In effetti, in un mese, gli azzurri hanno accolto il pacchetto Renzi quasi più come una forza che appoggia il governo dall’esterno che come un partito d’opposizione. Opposta la reazione del Movimento 5 Stelle, della Lega e, sia pure con toni meno esasperati, di Sel. Ma lo schieramento sul quale il premier può contare, tra maggioranza e “opposizione benevola”, dovrebbe bastare a garantire il passaggio delle riforme.
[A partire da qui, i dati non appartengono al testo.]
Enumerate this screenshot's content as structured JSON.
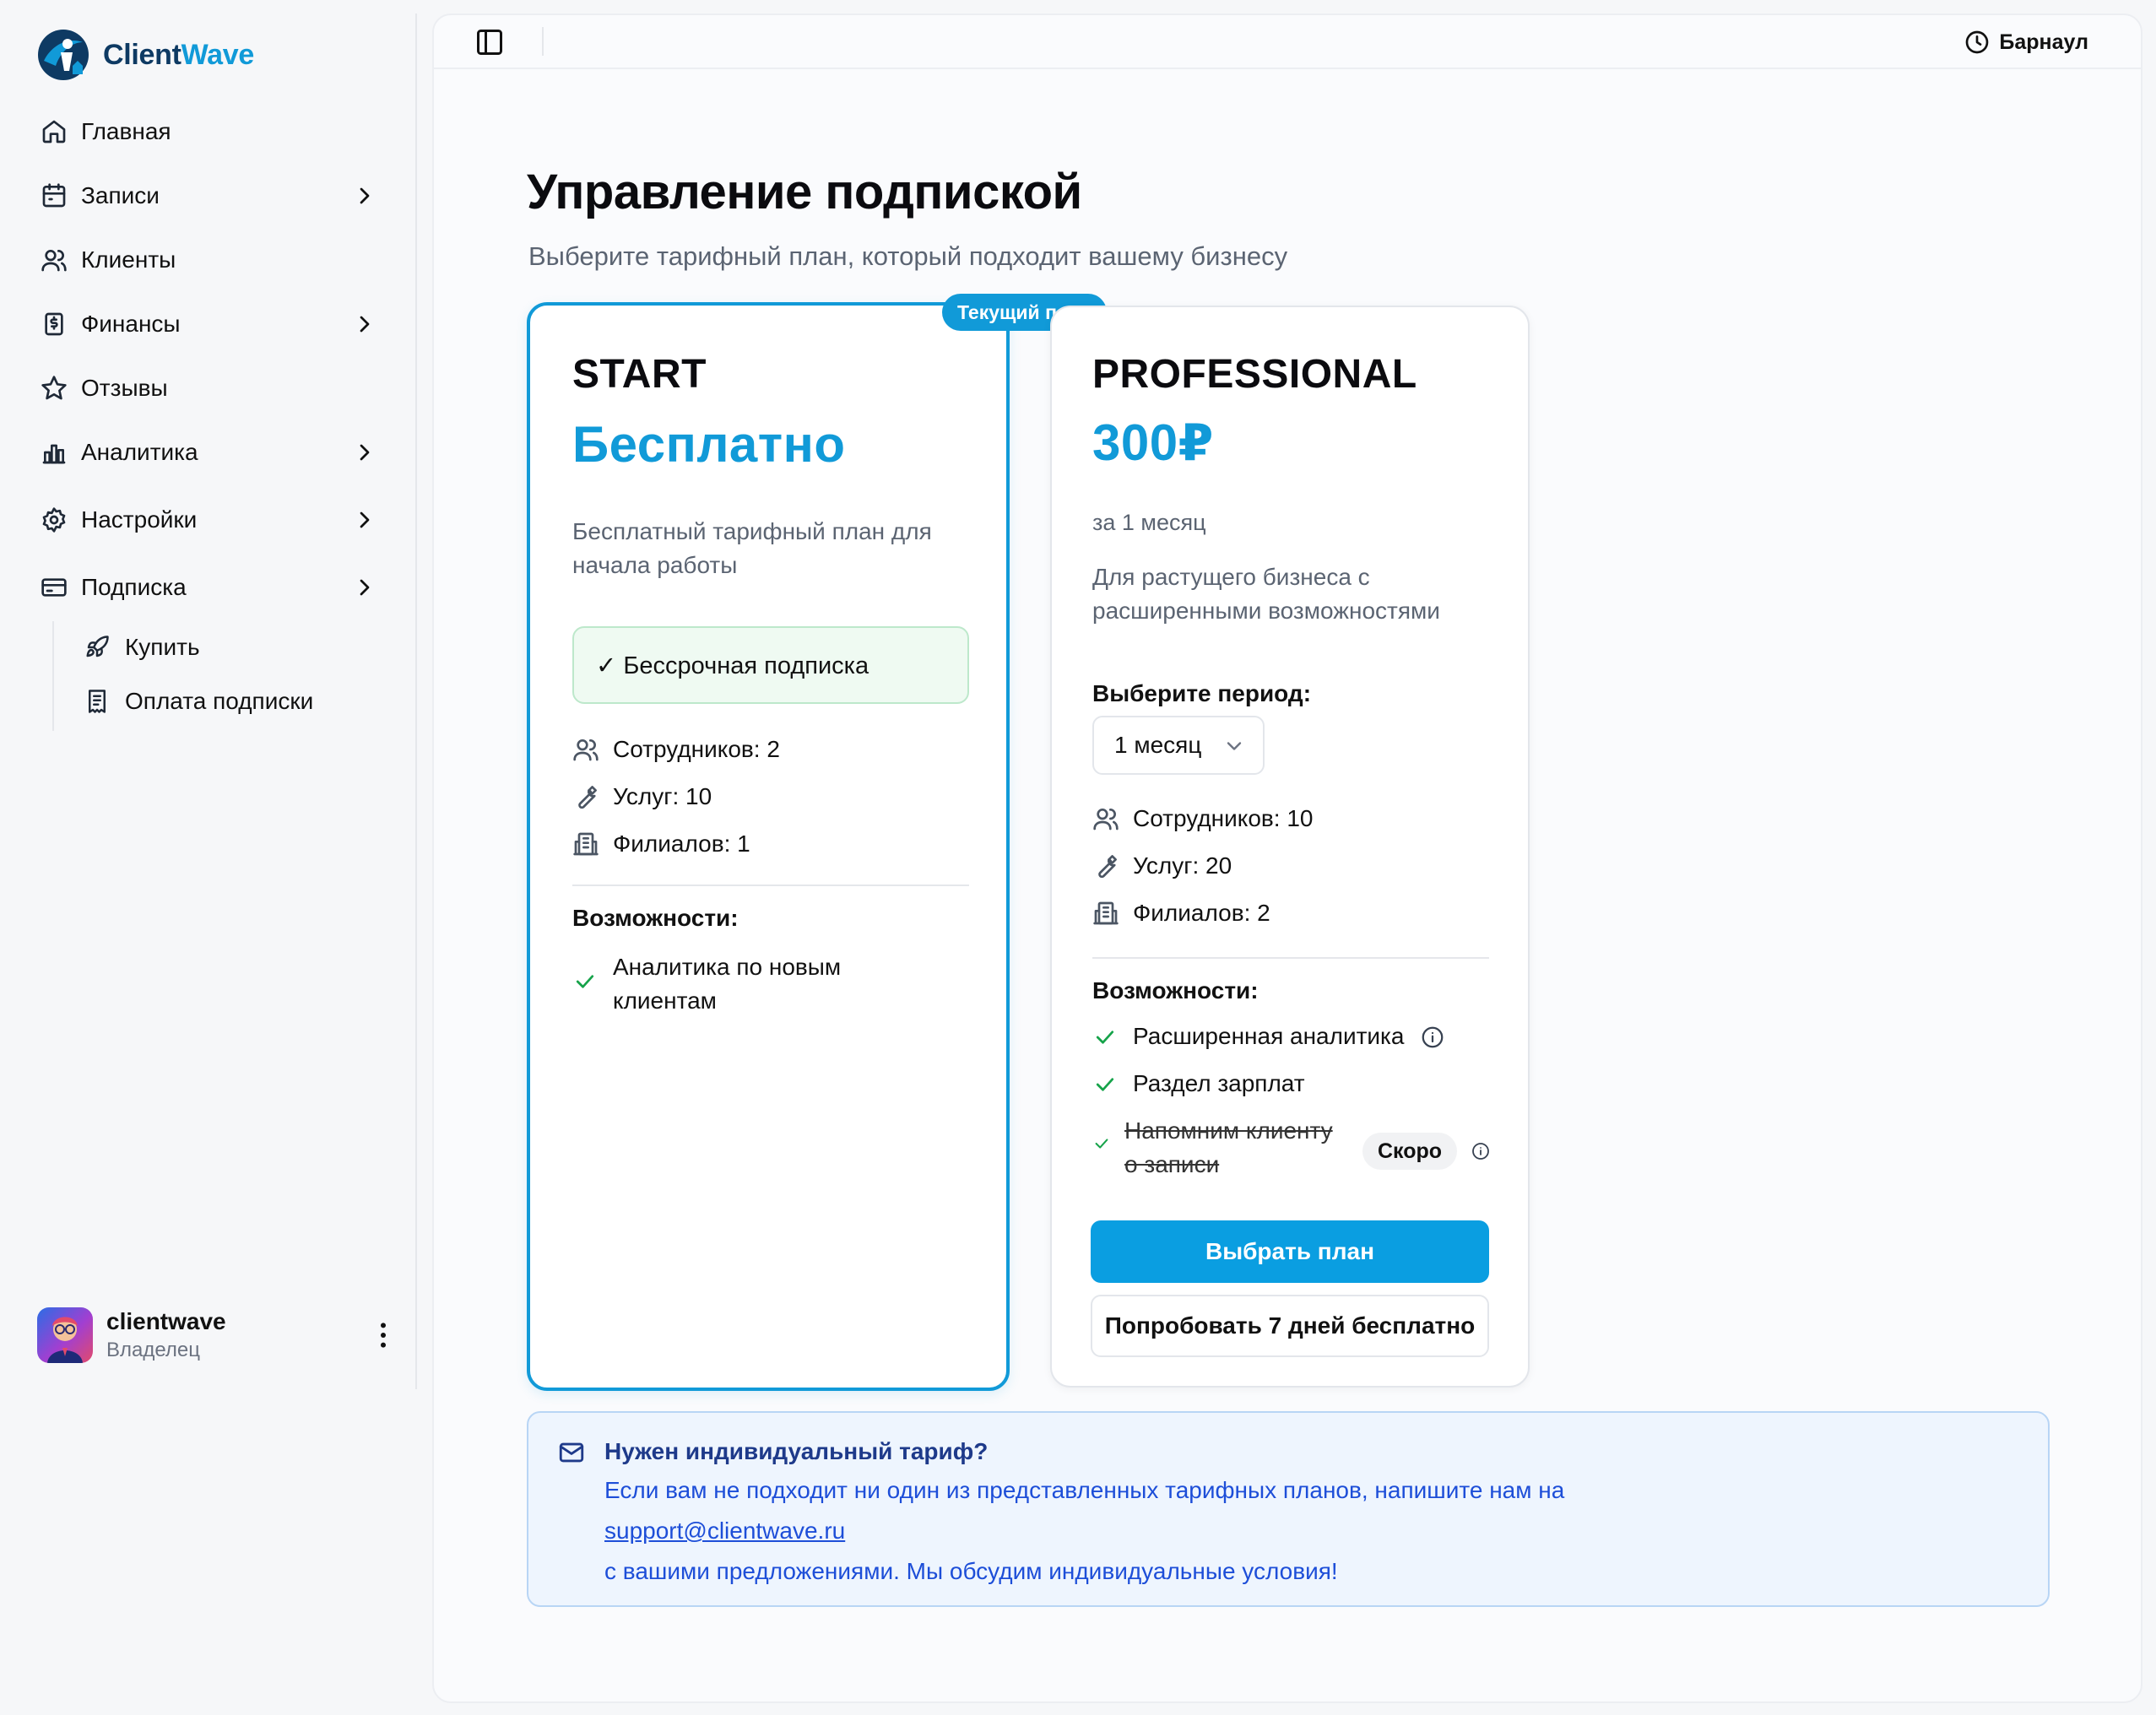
{
  "app": {
    "brand_part1": "Client",
    "brand_part2": "Wave",
    "accent_color": "#119ad8"
  },
  "sidebar": {
    "items": [
      {
        "label": "Главная",
        "icon": "home-icon",
        "has_submenu": false
      },
      {
        "label": "Записи",
        "icon": "calendar-icon",
        "has_submenu": true
      },
      {
        "label": "Клиенты",
        "icon": "users-icon",
        "has_submenu": false
      },
      {
        "label": "Финансы",
        "icon": "money-icon",
        "has_submenu": true
      },
      {
        "label": "Отзывы",
        "icon": "star-icon",
        "has_submenu": false
      },
      {
        "label": "Аналитика",
        "icon": "chart-icon",
        "has_submenu": true
      },
      {
        "label": "Настройки",
        "icon": "gear-icon",
        "has_submenu": true
      },
      {
        "label": "Подписка",
        "icon": "card-icon",
        "has_submenu": true
      }
    ],
    "subitems": [
      {
        "label": "Купить",
        "icon": "rocket-icon"
      },
      {
        "label": "Оплата подписки",
        "icon": "receipt-icon"
      }
    ],
    "user": {
      "name": "clientwave",
      "role": "Владелец"
    }
  },
  "topbar": {
    "city": "Барнаул"
  },
  "page": {
    "title": "Управление подпиской",
    "subtitle": "Выберите тарифный план, который подходит вашему бизнесу"
  },
  "plans": {
    "start": {
      "badge": "Текущий план",
      "name": "START",
      "price": "Бесплатно",
      "desc_line1": "Бесплатный тарифный план для",
      "desc_line2": "начала работы",
      "forever": "✓ Бессрочная подписка",
      "staff": "Сотрудников: 2",
      "services": "Услуг: 10",
      "branches": "Филиалов: 1",
      "features_title": "Возможности:",
      "feature1_line1": "Аналитика по новым",
      "feature1_line2": "клиентам"
    },
    "pro": {
      "name": "PROFESSIONAL",
      "price": "300₽",
      "period": "за 1 месяц",
      "desc_line1": "Для растущего бизнеса с",
      "desc_line2": "расширенными возможностями",
      "period_label": "Выберите период:",
      "period_value": "1 месяц",
      "staff": "Сотрудников: 10",
      "services": "Услуг: 20",
      "branches": "Филиалов: 2",
      "features_title": "Возможности:",
      "feature1": "Расширенная аналитика",
      "feature2": "Раздел зарплат",
      "feature3_line1": "Напомним клиенту",
      "feature3_line2": "о записи",
      "soon": "Скоро",
      "choose_button": "Выбрать план",
      "trial_button": "Попробовать 7 дней бесплатно"
    }
  },
  "notice": {
    "title": "Нужен индивидуальный тариф?",
    "line1": "Если вам не подходит ни один из представленных тарифных планов, напишите нам на",
    "email": "support@clientwave.ru",
    "line3": "с вашими предложениями. Мы обсудим индивидуальные условия!"
  }
}
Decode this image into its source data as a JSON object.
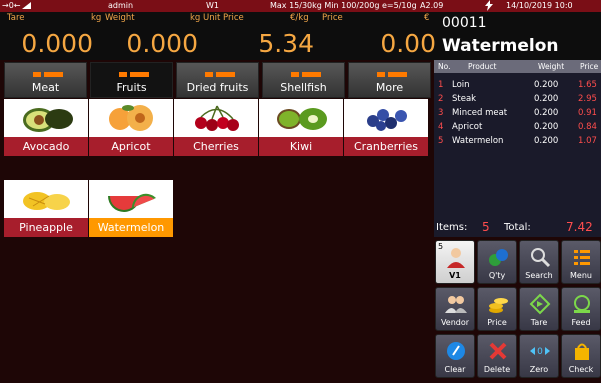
{
  "status": {
    "arrows": "→0←",
    "user": "admin",
    "device": "W1",
    "range": "Max 15/30kg  Min 100/200g e=5/10g",
    "code": "A2.09",
    "datetime": "14/10/2019 10:0"
  },
  "display": {
    "tare_label": "Tare",
    "tare_unit": "kg",
    "weight_label": "Weight",
    "weight_unit": "kg",
    "unitprice_label": "Unit Price",
    "unitprice_unit": "€/kg",
    "price_label": "Price",
    "price_unit": "€",
    "tare": "0.000",
    "weight": "0.000",
    "unit_price": "5.34",
    "price": "0.00"
  },
  "product": {
    "code": "00011",
    "name": "Watermelon"
  },
  "categories": [
    {
      "label": "Meat"
    },
    {
      "label": "Fruits"
    },
    {
      "label": "Dried fruits"
    },
    {
      "label": "Shellfish"
    },
    {
      "label": "More"
    }
  ],
  "items": [
    {
      "label": "Avocado"
    },
    {
      "label": "Apricot"
    },
    {
      "label": "Cherries"
    },
    {
      "label": "Kiwi"
    },
    {
      "label": "Cranberries"
    },
    {
      "label": "Pineapple"
    },
    {
      "label": "Watermelon"
    }
  ],
  "list": {
    "headers": [
      "No.",
      "Product",
      "Weight",
      "Price"
    ],
    "rows": [
      {
        "no": "1",
        "product": "Loin",
        "weight": "0.200",
        "price": "1.65"
      },
      {
        "no": "2",
        "product": "Steak",
        "weight": "0.200",
        "price": "2.95"
      },
      {
        "no": "3",
        "product": "Minced meat",
        "weight": "0.200",
        "price": "0.91"
      },
      {
        "no": "4",
        "product": "Apricot",
        "weight": "0.200",
        "price": "0.84"
      },
      {
        "no": "5",
        "product": "Watermelon",
        "weight": "0.200",
        "price": "1.07"
      }
    ]
  },
  "totals": {
    "items_label": "Items:",
    "items": "5",
    "total_label": "Total:",
    "total": "7.42"
  },
  "buttons": [
    {
      "label": "V1",
      "icon": "user-icon",
      "count": "5"
    },
    {
      "label": "Q'ty",
      "icon": "qty-icon"
    },
    {
      "label": "Search",
      "icon": "search-icon"
    },
    {
      "label": "Menu",
      "icon": "menu-icon"
    },
    {
      "label": "Vendor",
      "icon": "vendor-icon"
    },
    {
      "label": "Price",
      "icon": "coins-icon"
    },
    {
      "label": "Tare",
      "icon": "tare-icon"
    },
    {
      "label": "Feed",
      "icon": "feed-icon"
    },
    {
      "label": "Clear",
      "icon": "clear-icon"
    },
    {
      "label": "Delete",
      "icon": "delete-icon"
    },
    {
      "label": "Zero",
      "icon": "zero-icon"
    },
    {
      "label": "Check",
      "icon": "check-icon"
    }
  ],
  "colors": {
    "accent": "#ff9800",
    "item_bar": "#a71e2c",
    "status_bar": "#7a0e16",
    "display_digits": "#f5a742",
    "row_index": "#ff4d4d"
  }
}
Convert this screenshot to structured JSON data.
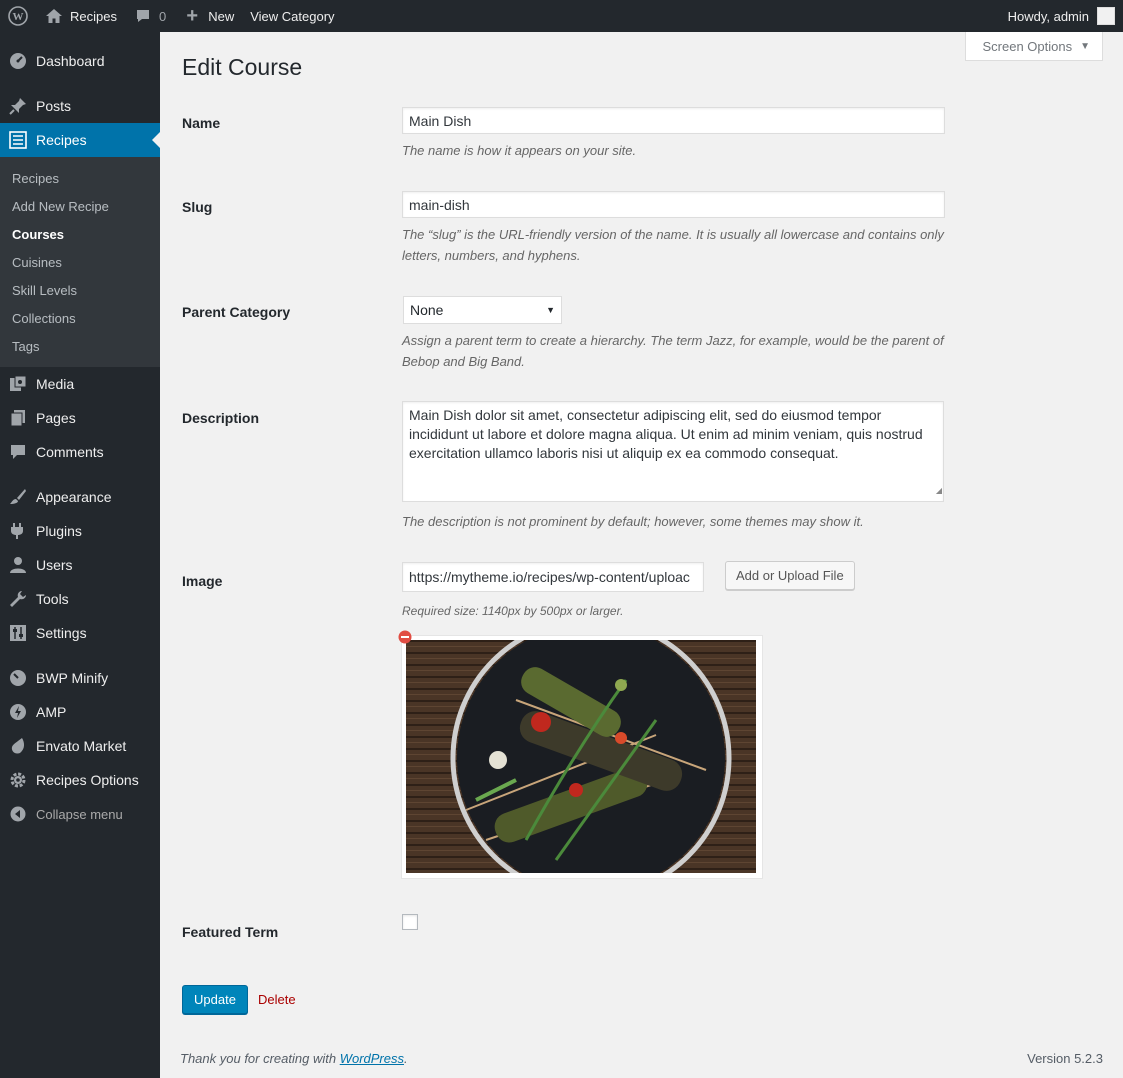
{
  "adminbar": {
    "site_name": "Recipes",
    "comments_count": "0",
    "new_label": "New",
    "view_label": "View Category",
    "howdy": "Howdy, admin"
  },
  "sidebar": {
    "dashboard": "Dashboard",
    "posts": "Posts",
    "recipes": "Recipes",
    "submenu": [
      "Recipes",
      "Add New Recipe",
      "Courses",
      "Cuisines",
      "Skill Levels",
      "Collections",
      "Tags"
    ],
    "media": "Media",
    "pages": "Pages",
    "comments": "Comments",
    "appearance": "Appearance",
    "plugins": "Plugins",
    "users": "Users",
    "tools": "Tools",
    "settings": "Settings",
    "bwp": "BWP Minify",
    "amp": "AMP",
    "envato": "Envato Market",
    "recipes_options": "Recipes Options",
    "collapse": "Collapse menu"
  },
  "screen_options": "Screen Options",
  "page_title": "Edit Course",
  "form": {
    "name_label": "Name",
    "name_value": "Main Dish",
    "name_desc": "The name is how it appears on your site.",
    "slug_label": "Slug",
    "slug_value": "main-dish",
    "slug_desc": "The “slug” is the URL-friendly version of the name. It is usually all lowercase and contains only letters, numbers, and hyphens.",
    "parent_label": "Parent Category",
    "parent_value": "None",
    "parent_desc": "Assign a parent term to create a hierarchy. The term Jazz, for example, would be the parent of Bebop and Big Band.",
    "description_label": "Description",
    "description_value": "Main Dish dolor sit amet, consectetur adipiscing elit, sed do eiusmod tempor incididunt ut labore et dolore magna aliqua. Ut enim ad minim veniam, quis nostrud exercitation ullamco laboris nisi ut aliquip ex ea commodo consequat.",
    "description_desc": "The description is not prominent by default; however, some themes may show it.",
    "image_label": "Image",
    "image_value": "https://mytheme.io/recipes/wp-content/uploac",
    "upload_button": "Add or Upload File",
    "image_desc": "Required size: 1140px by 500px or larger.",
    "featured_label": "Featured Term",
    "update_button": "Update",
    "delete_link": "Delete"
  },
  "footer": {
    "thanks_prefix": "Thank you for creating with ",
    "thanks_link": "WordPress",
    "thanks_suffix": ".",
    "version": "Version 5.2.3"
  },
  "colors": {
    "accent": "#0073aa",
    "sidebar_bg": "#23282d",
    "primary_button": "#0085ba",
    "delete": "#aa0000"
  }
}
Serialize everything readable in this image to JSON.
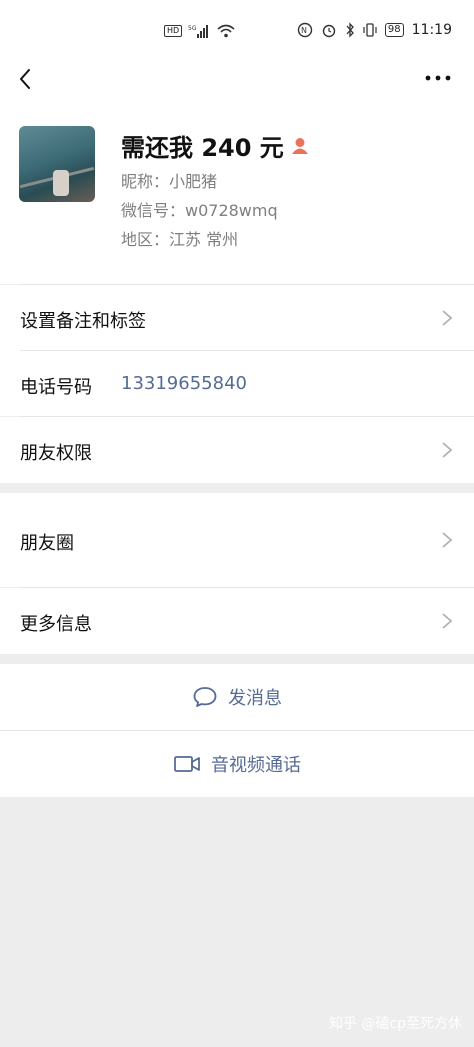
{
  "status_bar": {
    "network_chip": "HD",
    "network_gen": "5G",
    "battery": "98",
    "time": "11:19"
  },
  "profile": {
    "name": "需还我 240 元",
    "nickname": "昵称：小肥猪",
    "wechat_id": "微信号：w0728wmq",
    "region": "地区：江苏  常州"
  },
  "section1": {
    "remark_label": "设置备注和标签",
    "phone_label": "电话号码",
    "phone_value": "13319655840",
    "permission_label": "朋友权限"
  },
  "section2": {
    "moments_label": "朋友圈",
    "more_info_label": "更多信息"
  },
  "actions": {
    "message": "发消息",
    "call": "音视频通话"
  },
  "watermark": "知乎 @磕cp至死方休",
  "colors": {
    "link": "#576b95",
    "gender_icon": "#e8735a",
    "background": "#ededed"
  }
}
La reazione di Angela Merkel, della Ue e della Bce sarà un passaggio fondamentale, anche se Renzi ritiene che con l’Europa la mano decisiva si giocherà nella seconda metà dell’anno. Ufficialmente solo perché a quel punto il suo governo avrà avuto modo di offrire le prove e le garanzie del caso. In realtà anche perché la prevista affermazione delle forze apertamente anti-euro dovrebbe aumentare il peso contrattuale di quelle che invece chiedono di modificare le regole europee ma senza alcuna intenzione di farle saltare. A partire proprio da quelle al governo in Italia.